The Holy Father next explains the proper interaction between faith and reason and between philosophy and theology. Philosophy is the study of ultimate truth under the natural light of reason. Theology is the study of the Catholic faith with revelation as its first principles. The purpose of theology is to permit a greater understanding of the faith so that it can be grasped more firmly (n. 93).
Reason supports faith and philosophy supports theology in the following ways:
- Reason prepares the way to faith. St. Justin and the apologists used philosophy as a “preamble” to the faith (n. 38). Philosophical logic shows how the Catholic faith is not contrary to reason, and it can demonstrate the errors of arguments against the faith. Thus, St. Clement of Alexandria called philosophy a “stepping stone to the faith” (n. 38).
- Reason can show that that there is a God and can demonstrate his primary attributes such as his power and divinity. Reason lays the foundation for faith and makes revelation “credible.” Reason is thus the common ground between believers and unbelievers.
- Faith without reason withers into myth or superstition. Deprived of reason, faith is left with only feelings and experience. It loses its universality (n. 48).
- Philosophy provides a language for theology. Its concepts and patterns of thought permit theology to have a logical structure and to be a true science (n. 65). For example, while the Real Presence in the Holy Eucharist is to be believed as a matter of faith, theology attempts to make it more understandable in terms of substance, accidents, transubstantiation, etc.
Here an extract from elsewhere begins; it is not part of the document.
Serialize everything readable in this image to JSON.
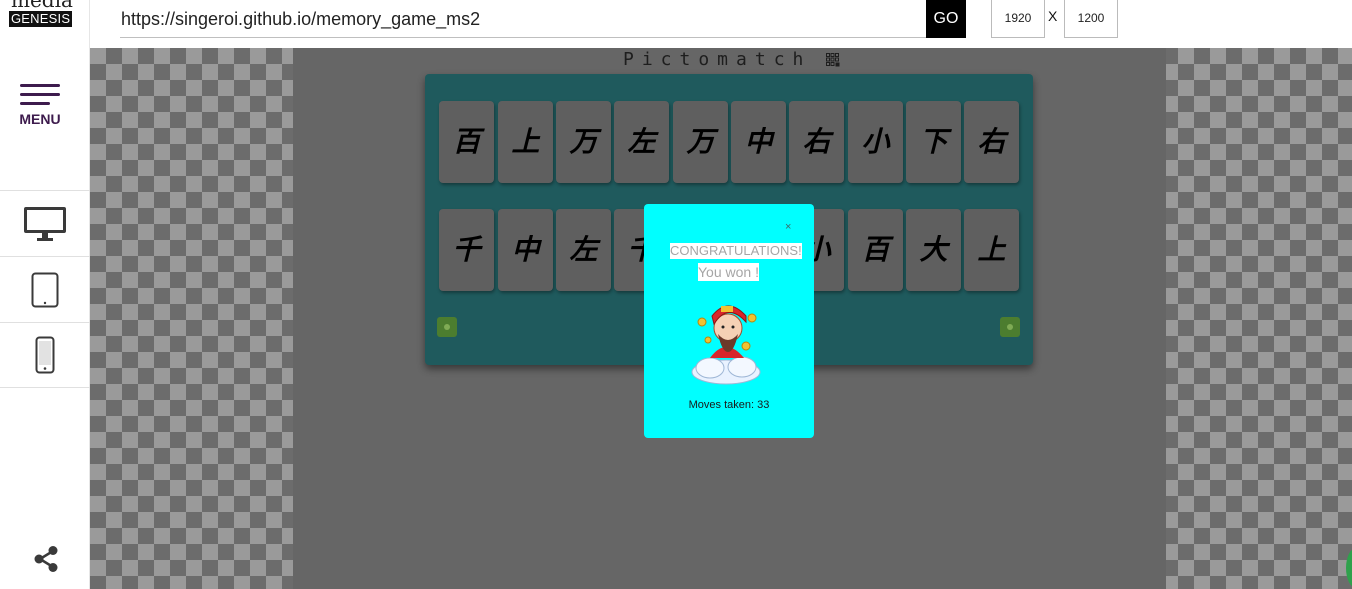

Philosophical language permits theology to speak about God, the personal relations within the Trinity, God’s creative activity in the world, the relationship between man and God, and Christ’s identity as true God and true man, to take a few examples (n. 66).
John Paul also explains how faith supports reason and how theology supports philosophy:
- Human reason is inherently weak and inclined to error. Deprived of revelation, reason can go off course and miss its destination (n. 48). Faith warns reason against the paths that will lead it astray (n. 73). It shines light on the true paths (n. 79).
- Faith stirs reason to explore paths that it would not otherwise have suspected it could take (n. 56). It proposes truths that might never have been discovered by unaided reason. For example, the notions of free will and a personal God who is the Creator of the world have been crucial for the development of a philosophy of being. The Christian proclamation of human dignity, equality and freedom is reflected in modern philosophical thought (n. 76).
- Faith gives the philosopher the courage to tackle difficult questions such as the problem of evil and suffering, the personal nature of God and the metaphysical question “Why is there something rather than nothing?” (n. 76). His faith gives him the conviction that his reason will find solutions, much as a trustworthy map gives one looking for buried treasure the confidence to keep digging.
- Faith and spiritual life protect the philosopher from intellectual pride that would impede his ability to search for the truth. Faith, strengthened by love, facilitates the intellectual grasp of the truth about man and his real needs (n. 76).